Original geschrieben von: wanderer


Antwort auf:
meinung ohne wissen


Glauben kann man alles - wissen nicht.


Quelle: http://www.islam-pedia.de/index.php5?title=Iman

Ist Iman = Glaube?

Iman kann nicht als „Glaube“ übersetzt werden, weil der Begriff „Glaube“ sowohl in seiner sprachlichen als auch in seiner christlich-theologischen Bedeutung mit der Definition von Iman keinerlei Gemeinsamkeit hat und zudem mit den Inhalten von Iman nicht vereinbar ist.

Iman muß auf Beweisführung, Logik und bewußte Verinnerlichung aufgebaut werden, damit er seiner islamologischen Definition genügen kann.

In den klassischen deutschen Standardlexika wird „Glaube“ definiert als: „innere Sicherheit, die keines Beweises bedarf“, „primär (gefühlsmäßiges) Vertrauen, feste Zuversicht“, „ohne Überprüfung, meist gefühlsmäßig ohne Beweise für wahr gehaltene Vermutung“, „Gefühl, unbeweisbare Herzensüberzeugung“, „im Gegensatz zum Wissen ein Fürwahrhalten ohne die unmittelbare Möglichkeit einer (wissenschaftlichen) Beweisführung oder einer Überprüfung“, „(in der Philosophie) im Gegensatz zu Wissen ein Fürwahrhalten ohne methodische Begründungen“, „(in der Tradition des christlichen Denkens) Unterscheidung zwischen Glauben und Wissen im Sinne eines konträren Gegensatzes“.

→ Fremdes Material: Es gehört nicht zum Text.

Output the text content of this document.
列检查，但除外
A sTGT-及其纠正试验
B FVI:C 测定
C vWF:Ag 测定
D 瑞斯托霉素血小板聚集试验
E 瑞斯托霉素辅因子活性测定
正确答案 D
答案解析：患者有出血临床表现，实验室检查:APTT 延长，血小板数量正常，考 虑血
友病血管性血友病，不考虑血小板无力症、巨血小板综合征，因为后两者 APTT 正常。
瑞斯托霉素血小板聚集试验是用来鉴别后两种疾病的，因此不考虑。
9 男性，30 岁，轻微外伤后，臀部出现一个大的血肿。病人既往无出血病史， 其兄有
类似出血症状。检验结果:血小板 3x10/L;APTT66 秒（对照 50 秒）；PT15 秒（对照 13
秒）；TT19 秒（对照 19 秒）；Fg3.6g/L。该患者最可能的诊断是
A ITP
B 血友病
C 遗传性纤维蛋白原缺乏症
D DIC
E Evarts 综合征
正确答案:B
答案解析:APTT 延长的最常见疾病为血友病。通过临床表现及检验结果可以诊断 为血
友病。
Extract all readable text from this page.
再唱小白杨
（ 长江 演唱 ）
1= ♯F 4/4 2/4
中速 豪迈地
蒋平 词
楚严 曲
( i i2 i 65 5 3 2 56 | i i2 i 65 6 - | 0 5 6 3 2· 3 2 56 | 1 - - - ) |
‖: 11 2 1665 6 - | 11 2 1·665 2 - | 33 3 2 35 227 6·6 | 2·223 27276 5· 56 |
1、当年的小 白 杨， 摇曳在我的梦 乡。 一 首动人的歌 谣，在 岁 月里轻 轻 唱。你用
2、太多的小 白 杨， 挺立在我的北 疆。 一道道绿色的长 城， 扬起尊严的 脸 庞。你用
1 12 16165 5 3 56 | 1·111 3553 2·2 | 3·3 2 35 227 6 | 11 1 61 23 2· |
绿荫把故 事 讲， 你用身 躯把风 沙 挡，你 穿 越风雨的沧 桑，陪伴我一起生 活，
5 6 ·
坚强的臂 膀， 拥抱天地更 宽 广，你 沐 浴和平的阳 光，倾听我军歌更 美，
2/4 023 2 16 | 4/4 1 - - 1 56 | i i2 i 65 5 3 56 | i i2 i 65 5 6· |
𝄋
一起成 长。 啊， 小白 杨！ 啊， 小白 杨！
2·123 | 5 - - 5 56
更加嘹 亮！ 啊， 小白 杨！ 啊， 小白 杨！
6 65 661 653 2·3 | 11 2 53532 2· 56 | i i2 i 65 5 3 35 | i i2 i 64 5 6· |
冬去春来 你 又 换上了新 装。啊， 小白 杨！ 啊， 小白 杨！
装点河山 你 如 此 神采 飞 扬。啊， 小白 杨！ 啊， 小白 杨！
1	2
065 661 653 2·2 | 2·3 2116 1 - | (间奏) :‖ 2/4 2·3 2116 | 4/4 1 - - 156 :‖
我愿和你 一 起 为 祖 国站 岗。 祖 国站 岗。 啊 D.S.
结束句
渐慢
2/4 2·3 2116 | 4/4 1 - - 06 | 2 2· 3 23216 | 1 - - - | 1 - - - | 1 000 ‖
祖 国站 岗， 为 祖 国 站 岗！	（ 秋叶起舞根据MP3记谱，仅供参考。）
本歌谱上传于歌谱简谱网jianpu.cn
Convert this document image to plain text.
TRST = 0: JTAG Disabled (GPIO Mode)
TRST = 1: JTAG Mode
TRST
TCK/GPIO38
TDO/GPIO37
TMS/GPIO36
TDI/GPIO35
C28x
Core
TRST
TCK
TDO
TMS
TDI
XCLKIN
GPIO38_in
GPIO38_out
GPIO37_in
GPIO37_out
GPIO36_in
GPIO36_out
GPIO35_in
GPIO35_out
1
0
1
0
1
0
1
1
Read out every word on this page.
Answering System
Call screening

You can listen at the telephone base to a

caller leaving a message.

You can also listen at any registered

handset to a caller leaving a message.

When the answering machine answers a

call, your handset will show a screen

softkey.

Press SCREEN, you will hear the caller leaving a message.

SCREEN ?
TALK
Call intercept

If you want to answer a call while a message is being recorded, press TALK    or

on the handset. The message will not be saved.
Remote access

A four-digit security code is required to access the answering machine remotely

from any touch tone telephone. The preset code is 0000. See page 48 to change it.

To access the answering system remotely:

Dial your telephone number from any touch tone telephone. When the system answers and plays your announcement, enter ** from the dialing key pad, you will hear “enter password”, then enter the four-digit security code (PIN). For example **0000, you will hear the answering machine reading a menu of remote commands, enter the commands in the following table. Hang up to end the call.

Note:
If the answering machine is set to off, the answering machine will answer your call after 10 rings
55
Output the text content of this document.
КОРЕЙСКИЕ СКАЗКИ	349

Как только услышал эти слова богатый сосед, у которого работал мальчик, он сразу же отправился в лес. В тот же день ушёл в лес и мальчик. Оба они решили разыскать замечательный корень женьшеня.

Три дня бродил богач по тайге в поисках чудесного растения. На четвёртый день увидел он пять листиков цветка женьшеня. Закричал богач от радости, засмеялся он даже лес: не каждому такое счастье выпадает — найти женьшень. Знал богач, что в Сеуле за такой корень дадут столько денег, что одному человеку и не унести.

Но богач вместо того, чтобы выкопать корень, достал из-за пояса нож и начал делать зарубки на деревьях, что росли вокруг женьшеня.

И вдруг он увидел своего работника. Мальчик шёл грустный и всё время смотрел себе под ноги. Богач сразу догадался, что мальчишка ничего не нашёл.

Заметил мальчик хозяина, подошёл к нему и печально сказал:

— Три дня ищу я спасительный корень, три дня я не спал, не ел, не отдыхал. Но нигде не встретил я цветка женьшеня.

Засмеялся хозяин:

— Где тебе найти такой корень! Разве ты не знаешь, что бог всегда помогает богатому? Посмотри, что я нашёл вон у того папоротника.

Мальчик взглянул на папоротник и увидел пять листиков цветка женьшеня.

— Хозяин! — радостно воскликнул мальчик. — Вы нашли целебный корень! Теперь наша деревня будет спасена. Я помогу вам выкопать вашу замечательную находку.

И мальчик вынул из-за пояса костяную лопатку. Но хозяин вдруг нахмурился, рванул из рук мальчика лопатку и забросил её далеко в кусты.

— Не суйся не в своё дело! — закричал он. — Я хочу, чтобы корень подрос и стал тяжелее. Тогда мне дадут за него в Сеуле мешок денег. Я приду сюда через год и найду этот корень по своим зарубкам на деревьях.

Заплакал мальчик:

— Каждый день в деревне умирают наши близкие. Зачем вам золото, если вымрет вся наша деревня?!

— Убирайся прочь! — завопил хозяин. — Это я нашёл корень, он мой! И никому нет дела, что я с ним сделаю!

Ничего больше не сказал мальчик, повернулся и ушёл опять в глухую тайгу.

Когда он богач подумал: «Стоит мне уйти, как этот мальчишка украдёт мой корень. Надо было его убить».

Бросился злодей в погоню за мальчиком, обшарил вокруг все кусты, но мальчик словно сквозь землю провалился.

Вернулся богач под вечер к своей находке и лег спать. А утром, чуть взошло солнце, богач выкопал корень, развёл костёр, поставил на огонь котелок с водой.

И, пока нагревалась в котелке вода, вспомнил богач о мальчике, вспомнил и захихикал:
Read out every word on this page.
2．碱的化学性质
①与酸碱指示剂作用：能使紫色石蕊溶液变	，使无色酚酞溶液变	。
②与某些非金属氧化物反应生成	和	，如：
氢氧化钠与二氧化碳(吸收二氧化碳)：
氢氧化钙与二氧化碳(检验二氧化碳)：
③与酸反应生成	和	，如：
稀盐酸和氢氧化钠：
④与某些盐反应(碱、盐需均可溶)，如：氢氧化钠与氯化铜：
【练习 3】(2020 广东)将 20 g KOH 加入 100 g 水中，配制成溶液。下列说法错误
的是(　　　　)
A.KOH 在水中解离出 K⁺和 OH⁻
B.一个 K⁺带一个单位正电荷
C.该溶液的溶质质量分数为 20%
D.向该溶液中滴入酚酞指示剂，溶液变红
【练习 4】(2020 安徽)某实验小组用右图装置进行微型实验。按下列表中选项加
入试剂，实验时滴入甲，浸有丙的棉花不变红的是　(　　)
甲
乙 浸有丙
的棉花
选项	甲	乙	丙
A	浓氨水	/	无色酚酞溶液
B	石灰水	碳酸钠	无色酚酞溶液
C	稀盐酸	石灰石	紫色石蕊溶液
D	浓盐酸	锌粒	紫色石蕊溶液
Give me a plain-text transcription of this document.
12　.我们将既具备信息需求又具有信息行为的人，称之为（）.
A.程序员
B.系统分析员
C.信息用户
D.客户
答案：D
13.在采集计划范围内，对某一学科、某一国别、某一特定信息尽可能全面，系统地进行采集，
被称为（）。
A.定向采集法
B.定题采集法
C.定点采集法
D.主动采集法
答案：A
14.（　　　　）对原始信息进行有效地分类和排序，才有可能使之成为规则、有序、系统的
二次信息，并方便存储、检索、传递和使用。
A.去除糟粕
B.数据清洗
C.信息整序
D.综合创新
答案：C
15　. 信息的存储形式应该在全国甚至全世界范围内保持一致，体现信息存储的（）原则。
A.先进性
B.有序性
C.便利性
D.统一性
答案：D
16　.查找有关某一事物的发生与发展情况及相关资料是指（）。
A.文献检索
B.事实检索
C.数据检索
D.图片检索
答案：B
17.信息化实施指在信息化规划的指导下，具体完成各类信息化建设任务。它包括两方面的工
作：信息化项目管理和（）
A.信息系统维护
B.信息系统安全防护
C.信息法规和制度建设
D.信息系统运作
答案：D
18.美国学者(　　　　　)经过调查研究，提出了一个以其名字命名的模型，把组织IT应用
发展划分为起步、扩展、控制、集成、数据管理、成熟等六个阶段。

Für Platon ist der Glaube wie das Meinen die unphilosophische Vorstufe des philosophischen oder wissenschaftlich begründeten Wissens. Dieser Gedanke einer Stufenfolge von Gewißheiten weicht in der Tradition des christlichen Denkens einer scharfen Trennung von Wissen und Glauben. Nach Kant ist der Glaube ein subjektiv zureichendes aber objektiv unzureichendes Fürwahrhalten: „Ich mußte also das Wissen aufheben, um zum Glauben Platz zu bekommen“.

Im Islam ist blinder Glaube unter Auschluss des Intellekts nicht möglich und nicht erwünscht. Der Islam ist nämlich das Ergebnis einer Symbiose zwischen Iman und Intellekt bzw. zwischen Wissenschaft und Religion, denn nach islamischem Selbstverständnis nur die Beschäftigung mit Wissenschaft zur ALLAHs Erkenntnis führt. Die bewusste Gottergebenheit ist also die eigentliche Frucht von Wissen.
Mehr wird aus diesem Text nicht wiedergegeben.